After almost eight years’ absence, George had not forgotten the way to The Naked Angel. As soon as the windscreen wipers had pushed aside the snow, he let out the clutch and accelerated.
*
In his empty third-class compartment, David gained small consolation from the feeble reading lights muffled by their dusty faded shades. Outside the countryside fled by in its cold and dark indifference. At last he got up and pulled down the blind. Still standing, he reached into his coat pockets and produced a crumpled ten-shilling note and a few coppers. Not enough for a hotel and there was no chance of going back to the school in the middle of the night. He flopped down into his seat and tried to sleep. But closed eyes were no defence against the pictures of the mind. Sally was still with him, her eyes, her smell, but worst of all her laughter. And all the time he was returning to the unfeeling world of ’flu and football boots, half-eaten sardine tins and echoing corridors. Then there would be the unenthusiastic bickerings of Hotson and Chadwick. Whom could he tell? The morning’s sunshine seemed as far away as the previous term. His walk through the park might have happened to somebody else. How could anything ever be the same again for any of them? And yet it would have to be. Perhaps George was right, to say nothing might be the only way. But was it possible not to break down and tell her everything. If only there were somebody else to ease the load, but there was nobody … nobody … nobody … The rattling of the train seemed to re-echo the word over and over again.

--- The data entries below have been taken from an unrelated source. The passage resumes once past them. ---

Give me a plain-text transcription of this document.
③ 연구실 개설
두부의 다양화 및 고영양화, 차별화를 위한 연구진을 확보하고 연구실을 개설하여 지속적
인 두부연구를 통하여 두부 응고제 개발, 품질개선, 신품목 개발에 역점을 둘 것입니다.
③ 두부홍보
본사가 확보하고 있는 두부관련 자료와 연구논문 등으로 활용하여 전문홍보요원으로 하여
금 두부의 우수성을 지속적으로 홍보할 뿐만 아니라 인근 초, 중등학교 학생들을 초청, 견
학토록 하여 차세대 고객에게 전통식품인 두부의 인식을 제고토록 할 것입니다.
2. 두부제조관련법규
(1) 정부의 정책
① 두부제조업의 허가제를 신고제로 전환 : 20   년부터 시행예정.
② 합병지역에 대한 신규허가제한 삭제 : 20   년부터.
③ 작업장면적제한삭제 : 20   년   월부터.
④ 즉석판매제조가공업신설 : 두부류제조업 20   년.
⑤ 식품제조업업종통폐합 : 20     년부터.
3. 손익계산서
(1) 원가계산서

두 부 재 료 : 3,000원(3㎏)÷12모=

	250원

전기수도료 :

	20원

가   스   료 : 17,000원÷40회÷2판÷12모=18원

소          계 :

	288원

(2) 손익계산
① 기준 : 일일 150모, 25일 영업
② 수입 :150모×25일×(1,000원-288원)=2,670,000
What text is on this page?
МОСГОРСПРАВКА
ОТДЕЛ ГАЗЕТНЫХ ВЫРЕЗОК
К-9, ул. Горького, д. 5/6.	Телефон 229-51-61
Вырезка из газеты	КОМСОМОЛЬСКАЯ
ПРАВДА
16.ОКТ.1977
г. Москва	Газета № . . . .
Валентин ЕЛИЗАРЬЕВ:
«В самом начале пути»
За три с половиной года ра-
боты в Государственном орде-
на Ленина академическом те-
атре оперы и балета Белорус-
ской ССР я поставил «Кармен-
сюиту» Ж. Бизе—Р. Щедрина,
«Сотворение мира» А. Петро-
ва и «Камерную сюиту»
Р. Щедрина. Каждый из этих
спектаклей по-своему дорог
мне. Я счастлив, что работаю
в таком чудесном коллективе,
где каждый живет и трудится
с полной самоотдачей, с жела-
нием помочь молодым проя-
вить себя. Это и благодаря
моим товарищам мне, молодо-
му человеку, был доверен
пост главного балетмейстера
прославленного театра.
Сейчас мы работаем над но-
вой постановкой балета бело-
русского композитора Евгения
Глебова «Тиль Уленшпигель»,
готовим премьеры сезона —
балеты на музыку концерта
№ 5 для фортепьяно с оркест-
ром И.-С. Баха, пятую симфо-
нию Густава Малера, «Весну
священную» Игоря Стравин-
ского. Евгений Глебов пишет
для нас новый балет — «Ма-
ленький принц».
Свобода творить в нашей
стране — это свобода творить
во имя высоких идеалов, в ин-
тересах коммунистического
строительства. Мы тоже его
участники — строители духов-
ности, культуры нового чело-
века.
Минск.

If only she had been a little like Mummy, only a very small bit. But she had been so terrible, vulgar and common. Her voice, everything about her had been awful. He could still almost hear the harshness of her laughter. How would he be able to go on living at home seeing his mother deceived? If George couldn’t see how much better she was, then he didn’t deserve going on being near her. Perhaps he really didn’t want to. But what would she do without him, what could she do? His thoughts turned to the night in front of him in the cold of an unknown waiting-room. What did I do so wrong to deserve all this. What did I do? His breath began to come in starts. With his head cradled in his hands he gave in to the rhythm of the train as the tears came. Bent almost double, he felt his chest swelling until the bursting pain wrung each individual sob from the centre of his body.